All this has not been overlooked by European regulators and the FCA - Financial Conduct Authority - of the United Kingdom. When Binance launched the first “stock tokens'' (a form of Equity token), regulators quickly warned that if such tokens were transferable, tradable, paid dividends, and options were executed in euros, those tokens were rated securities and its issuance had to be carried out after the publication of an informative brochure under the standard of one of the regulators of the ESMA - European Securities and Markets Authority.
Binance and the trading company of these assets, CM-Equity, argued for their part that the issuance conditions correspond to those of a Total Return Swap (financial contract in which capital is granted in exchange for cash flows) that It is not transferable to other users, it does not grant voting rights and it is set in Binance BUSD's own stablecoin, not in euros.

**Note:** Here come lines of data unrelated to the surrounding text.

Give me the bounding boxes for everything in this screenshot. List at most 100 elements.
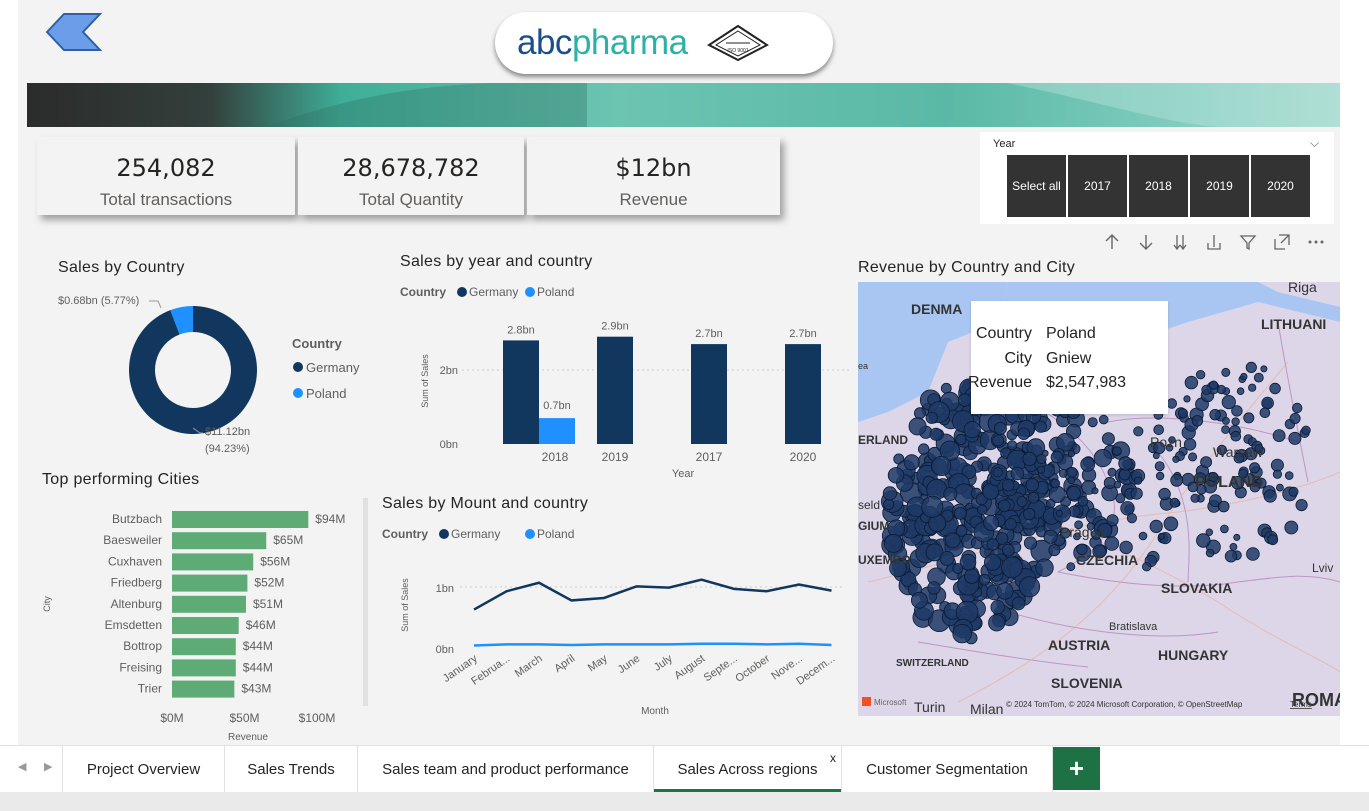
city-bubble[interactable]	[1022, 451, 1037, 466]
city-bubble[interactable]	[1034, 420, 1047, 433]
top-cities-chart[interactable]: City Butzbach $94M Baesweiler $65M Cuxhaven $…	[36, 500, 366, 745]
city-bubble[interactable]	[1269, 382, 1281, 395]
sort-up-icon[interactable]	[1098, 228, 1126, 256]
city-bubble[interactable]	[1050, 450, 1064, 464]
city-bubble[interactable]	[1275, 483, 1284, 492]
kpi-card-transactions[interactable]: 254,082 Total transactions	[37, 137, 295, 215]
city-bubble[interactable]	[903, 454, 920, 471]
city-bubble[interactable]	[1196, 533, 1211, 548]
city-bubble[interactable]	[1066, 467, 1078, 478]
filter-icon[interactable]	[1234, 228, 1262, 256]
sort-down-icon[interactable]	[1132, 228, 1160, 256]
city-bubble[interactable]	[1087, 417, 1098, 428]
city-bubble[interactable]	[1152, 452, 1160, 460]
city-bubble[interactable]	[1288, 431, 1302, 445]
city-bubble[interactable]	[925, 411, 938, 424]
city-bubble[interactable]	[1163, 516, 1179, 532]
city-bubble[interactable]	[1149, 519, 1163, 533]
city-bubble[interactable]	[1230, 430, 1242, 442]
line-marks[interactable]: JanuaryFebrua... March April May June JulyAug…	[441, 578, 837, 688]
city-bubble[interactable]	[931, 455, 952, 476]
city-bubble[interactable]	[1104, 536, 1120, 551]
city-bar-bottrop[interactable]	[172, 638, 236, 656]
visual-scrollbar[interactable]	[363, 498, 368, 706]
tab-customer-segmentation[interactable]: Customer Segmentation	[841, 746, 1053, 792]
city-bubble[interactable]	[1130, 487, 1143, 500]
city-bubble[interactable]	[1272, 469, 1282, 479]
city-bubble[interactable]	[1112, 446, 1122, 456]
city-bubble[interactable]	[1055, 509, 1063, 517]
city-bubble[interactable]	[1011, 596, 1026, 611]
city-bubble[interactable]	[1295, 499, 1308, 512]
city-bubble[interactable]	[1154, 461, 1165, 472]
city-bubble[interactable]	[958, 393, 972, 407]
city-bubble[interactable]	[1249, 462, 1261, 474]
city-bubble[interactable]	[1113, 480, 1122, 489]
line-series-germany[interactable]	[473, 578, 832, 611]
map-terms-link[interactable]: Terms	[1290, 700, 1312, 709]
city-bubble[interactable]	[883, 498, 895, 510]
city-bubble[interactable]	[1118, 468, 1131, 481]
bar-germany-2017[interactable]	[691, 344, 727, 444]
city-bubble[interactable]	[943, 486, 958, 501]
city-bubble[interactable]	[929, 427, 943, 441]
city-bubble[interactable]	[1183, 438, 1197, 451]
city-bubble[interactable]	[1048, 544, 1061, 557]
city-bubble[interactable]	[1066, 562, 1076, 572]
city-bar-baesweiler[interactable]	[172, 532, 267, 550]
city-bubble[interactable]	[993, 421, 1007, 435]
city-bubble[interactable]	[921, 495, 944, 518]
city-bubble[interactable]	[1261, 396, 1274, 410]
city-bubble[interactable]	[986, 538, 999, 551]
tab-sales-trends[interactable]: Sales Trends	[224, 746, 357, 792]
city-bubble[interactable]	[1169, 497, 1180, 508]
city-bubble[interactable]	[1172, 455, 1180, 463]
city-bubble[interactable]	[944, 532, 961, 549]
city-bubble[interactable]	[998, 499, 1011, 513]
city-bubble[interactable]	[952, 623, 972, 644]
city-bubble[interactable]	[1245, 361, 1257, 374]
slicer-option-2017[interactable]: 2017	[1068, 155, 1127, 217]
city-bar-emsdetten[interactable]	[172, 617, 239, 634]
city-bubble[interactable]	[1236, 387, 1245, 395]
kpi-card-revenue[interactable]: $12bn Revenue	[527, 137, 780, 215]
city-bubble[interactable]	[1246, 547, 1260, 561]
city-bubble[interactable]	[1272, 429, 1286, 443]
city-bubble[interactable]	[1263, 489, 1277, 503]
city-bubble[interactable]	[1001, 478, 1015, 492]
city-bubble[interactable]	[1188, 452, 1198, 462]
city-bubble[interactable]	[1200, 456, 1213, 469]
bar-germany-2020[interactable]	[785, 344, 821, 444]
city-bubble[interactable]	[1195, 369, 1206, 380]
city-bubble[interactable]	[1007, 440, 1018, 451]
donut-slice-germany[interactable]	[129, 306, 257, 434]
city-bubble[interactable]	[1216, 384, 1226, 395]
city-bubble[interactable]	[1002, 543, 1015, 557]
city-bubble[interactable]	[1222, 416, 1230, 425]
city-bubble[interactable]	[1205, 548, 1215, 558]
city-bubble[interactable]	[1259, 407, 1271, 419]
city-bubble[interactable]	[1066, 485, 1081, 501]
city-bubble[interactable]	[1155, 471, 1165, 481]
city-bubble[interactable]	[1067, 476, 1076, 485]
slicer-option-2018[interactable]: 2018	[1129, 155, 1188, 217]
sales-by-year-chart[interactable]: Country Germany Poland Sum of Sales 2bn …	[392, 278, 852, 483]
city-bar-cuxhaven[interactable]	[172, 553, 254, 571]
city-bar-trier[interactable]	[172, 680, 235, 698]
city-bubble[interactable]	[917, 443, 930, 455]
city-bubble[interactable]	[1221, 367, 1231, 377]
focus-mode-icon[interactable]	[1268, 228, 1296, 256]
city-bubble[interactable]	[1183, 395, 1191, 403]
city-bubble[interactable]	[1050, 478, 1061, 489]
drill-down-icon[interactable]	[1200, 228, 1228, 256]
city-bubble[interactable]	[1289, 412, 1301, 424]
slicer-option-2020[interactable]: 2020	[1251, 155, 1310, 217]
city-bubble[interactable]	[1118, 456, 1133, 471]
city-bubble[interactable]	[1058, 468, 1068, 478]
city-bubble[interactable]	[977, 504, 988, 516]
city-bubble[interactable]	[1001, 556, 1023, 579]
city-bubble[interactable]	[1077, 496, 1089, 507]
city-bubble[interactable]	[1220, 524, 1229, 534]
city-bubble[interactable]	[1023, 507, 1036, 521]
city-bubble[interactable]	[927, 581, 941, 595]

In Spain, we currently find projects such as BME's within the CNMV Sandbox, which aims to create a Marketplace in which SMEs can offer and seek financing based on the Ethereum network. This can be a first step for the launch of Equity tokens with guarantees and backing from the regulator.
Undoubtedly, at the moment there is no official definition of what it is, what are the characteristics and conditions of issuance of an Equity Token , so we will have to wait for the launch of the MiCA directive to see what conditions are required by the regulator.
Stock Token Offerings (ETO)
This is a way of raising funds for any company that involves the issuance of Blockchain Assets Tokens. These tokens can be issued in both public and private placements and can be conducted through any regulatory entity in your home country.
The Equity Token Offering process described below is similar to any issuance of shares by any other company that is not related to the Blockchain. However, the platforms that carry out this process are different. The process below shows step by step how to carry out an Equity Token Offer for any Blockchain development company that begins with a campaign to investors informing them about the company's move to offer an Equity Token.
Stock Tokens are about to become a critical part of future Initial Coin Offerings (ICOs) as they offer start-ups the ability to enter financial markets, which would otherwise be difficult. However, the issue surrounding the issuance of equity tokens remains regulations that have yet to be finalized through a recent bill passed by Delaware that allows companies to store the names of their shareholders in Blockchains allows. Blockchain based on stock trading.
The ETO will predominantly become the preferred form of fundraising as it will offer a lot of value to investors as well as investment value to companies. An Equity Token, like a stock, is more of a security, which means that regulations must be followed by creating a form of confidence on the part of investors. This is therefore more likely to offer more funds than any other fundraising method launched by Blockchain companies.